How will rich media, connectivity, and high bandwidth enable new kinds of learning environments and content to be produced, shared, and found by anyone anywhere? This is the question that a team of students at Carnegie Mellon University set out to answer last spring.
Professor Shelley Evenson made learning and context-aware mobile devices the main focus of her Graduate Design Studio II. For the last three years Microsoft has included the School of Design in their Global Design Expo with schools from around the world. This year Motorola collaborated with Microsoft in sponsoring the course and added context-awareness to Microsoft’s challenge to address learning.
Graduate Studio II is a team-based project course taught by Shelley Evenson (with a coordinating course taught by Bruce Hanington) in the School of Design that often includes graduate students from the Human-Computer Interaction Institute (HCII), and the Tepper School of Business. Students in the course are typically presented with a broad challenge, and they narrow it down to develop a product or service, supporting interface/s, communications, and rough business case--all in one semester!
Professor Shelley Evansen with team members Gabe Clapper, Lesley Fleishman, Melissa Cliver, and Christina Payne in Seattle.
One team of students mastering in Human and Computer Interaction (HCI), Communication Planning and Information Design (CPID), and Interaction Design (IxD) decided to base their project on the concept of financial learning. Their solution would use mobile device context awareness to help consumers make financial decisions at the moment they are making a purchase. The result was aptly named “Current-c.”
Current-c is a dynamic card (think iPhone, but slimmer) that visualizes personal finances in a way that helps people budget and plan for the future. After some simple initial setup, the system links to all of a user’s accounts and begins to adapt to his or her spending behavior. Current-c provides immediate feedback and security to an increasingly tech-savvy, yet financially irresponsible population. In addition, Current • c acts as a universal payment card.
The five creators of Current-c, Gabe Clapper (HCI), Melissa Cliver (IxD), Lesley Fleishman (IxD), Christina Payne (CPID), and Elliott Williams (HCI), were selected by a Microsoft and Motorola to represent Carnegie Mellon at the Microsoft Research Faculty Summit.
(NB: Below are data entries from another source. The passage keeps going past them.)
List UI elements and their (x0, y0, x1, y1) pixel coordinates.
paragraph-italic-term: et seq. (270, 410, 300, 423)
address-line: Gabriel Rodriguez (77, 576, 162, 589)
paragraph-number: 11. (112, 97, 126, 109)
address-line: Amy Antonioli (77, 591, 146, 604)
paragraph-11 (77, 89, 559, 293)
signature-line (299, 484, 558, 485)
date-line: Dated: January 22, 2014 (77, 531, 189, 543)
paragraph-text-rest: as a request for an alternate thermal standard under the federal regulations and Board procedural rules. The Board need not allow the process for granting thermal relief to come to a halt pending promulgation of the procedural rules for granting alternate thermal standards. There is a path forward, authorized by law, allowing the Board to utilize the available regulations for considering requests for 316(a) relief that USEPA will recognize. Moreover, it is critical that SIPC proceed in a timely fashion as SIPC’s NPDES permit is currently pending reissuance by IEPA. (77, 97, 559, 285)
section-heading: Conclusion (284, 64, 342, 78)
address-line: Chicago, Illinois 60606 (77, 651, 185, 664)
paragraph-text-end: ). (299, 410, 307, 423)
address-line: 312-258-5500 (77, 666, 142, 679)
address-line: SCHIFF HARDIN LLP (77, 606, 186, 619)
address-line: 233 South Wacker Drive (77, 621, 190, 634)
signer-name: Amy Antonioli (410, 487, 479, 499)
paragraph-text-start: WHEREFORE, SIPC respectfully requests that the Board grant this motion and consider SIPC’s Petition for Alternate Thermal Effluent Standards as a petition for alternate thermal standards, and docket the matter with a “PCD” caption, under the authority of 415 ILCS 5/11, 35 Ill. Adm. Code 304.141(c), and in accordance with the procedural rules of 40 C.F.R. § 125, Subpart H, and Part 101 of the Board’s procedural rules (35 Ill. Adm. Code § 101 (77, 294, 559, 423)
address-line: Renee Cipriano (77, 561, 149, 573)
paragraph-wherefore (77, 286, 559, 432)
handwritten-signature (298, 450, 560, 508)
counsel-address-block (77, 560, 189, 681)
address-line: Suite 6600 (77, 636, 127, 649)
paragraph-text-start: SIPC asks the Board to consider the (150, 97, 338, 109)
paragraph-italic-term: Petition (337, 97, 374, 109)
The Summit, held each summer in Redmond, Washington, brings academic and government leaders together with Microsoft’s top design thinkers to discuss how the “maturing of the computing disciplines has opened an exciting range of opportunities for research and development.”
Representatives from each of the teams from the Studio Class will travel to Motorola in mid September to present their work to Motorola’s Customer Experience Design group.
The ingenuity of Current-c has sparked interest from prospective investors. The team is currently presenting the product to companies with the goal of taking the product to market. In addition, team member Melissa Cliver is working with Business School professor Art Boni to pursue a business development strategy. Professor Boni often collaborates on projects involving design and business students to design a business and product simultaneously. “I think this is a great example of the collaborative project environment leading to innovations incorporating technology, business, and design.”
The Current-c interface enables users to make financial decisions at the moment of choice.